Les quatre laboratoires, qui représentent quatre disciplines (mathématiques, physique, éthologie et informatique), ont donc combiné leurs méthodologies pour réaliser une série d’expériences de grande envergure afin de mieux comprendre les mécanismes de structuration spontanée du trafic piétonnier. Dans des conditions standardisées, où deux flux de piétons constitués de trente sujets volontaires se déplacent en sens opposé dans un couloir circulaire, les chercheurs ont ainsi observé une organisation spontanée des flux en deux, trois, voire quatre files de circulation. Ces phases organisées en files sont cependant instables et alternent au cours du temps avec des phases de désorganisation.
Perturbations du trafic
Ces perturbations du trafic sont une simple conséquence des différences entre les vitesses de marche des piétons, ont constaté les chercheurs. Les piétons les plus rapides, temporairement ralentis par les plus lents, ont tendance à quitter leur file pour dépasser leur prédécesseur et retrouver ainsi leur vitesse de confort. Cette perturbation locale de l’organisation collective s’amplifie, puis conduit les files à se scinder et finalement, c’est l’ensemble du trafic piétonnier qui se désorganise. A l’aide de simulations numériques, les chercheurs ont pu mettre en évidence que les phases de désorganisation étaient d’autant plus fréquentes que les vitesses de marche entre les piétons étaient différentes. "D’un point de vue fonctionnel, le trafic piétonnier est 20% plus efficace dans une foule homogène au sein de laquelle tous les piétons marchent à la même vitesse, que dans une foule très hétérogène. Ainsi, c’est en essayant de préserver un confort de marche à une vitesse préférée que certains piétons réduisent la qualité du déplacement de l’ensemble du groupe", indique l'étude.

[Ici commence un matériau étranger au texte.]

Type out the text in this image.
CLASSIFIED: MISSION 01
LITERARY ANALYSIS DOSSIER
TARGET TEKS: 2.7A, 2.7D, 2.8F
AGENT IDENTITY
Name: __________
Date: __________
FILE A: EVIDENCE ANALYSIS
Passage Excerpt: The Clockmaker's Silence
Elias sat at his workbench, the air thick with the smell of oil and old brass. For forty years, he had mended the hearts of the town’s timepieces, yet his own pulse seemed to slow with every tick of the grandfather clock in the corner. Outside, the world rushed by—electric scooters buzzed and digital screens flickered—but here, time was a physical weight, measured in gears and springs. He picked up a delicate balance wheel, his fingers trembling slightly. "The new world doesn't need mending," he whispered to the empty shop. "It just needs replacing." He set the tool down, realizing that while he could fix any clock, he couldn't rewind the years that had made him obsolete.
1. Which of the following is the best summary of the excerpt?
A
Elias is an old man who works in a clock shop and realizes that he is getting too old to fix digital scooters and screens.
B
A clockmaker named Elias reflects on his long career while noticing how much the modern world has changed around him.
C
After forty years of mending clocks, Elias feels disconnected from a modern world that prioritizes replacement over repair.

"Ces travaux permettent de mieux comprendre les mécanismes d’auto-organisation qui structurent le déplacement des foules. A l’avenir, ces connaissances pourraient servir à l’aménagement des espaces urbains de manière mieux adaptée au comportement des piétons, en créant par exemple des voies de déplacement rapides et lentes dans certaines zones urbaines", estiment les chercheurs. Les architectes pourraient ainsi s'appuyer sur ces travaux pour déterminer "quels sont les endroits où les personnes vont s'agglomérer dans un bâtiment, ou comment ils peuvent favoriser la dispersion dans certains lieux en améliorant le confort de marche", a noté Guy Theraulaz, chercheur du CNRS à l'université Toulouse III Paul-Sabatier. Les municipalités et les services de sécurité pourraient de leur côté les utiliser afin de "déterminer les densités critiques à ne pas dépasser pour éviter des mouvements de foule incontrôlés" dans le cas de manifestations, et gérer ainsi le nombre de personnes autorisées sur les lieux de rassemblement.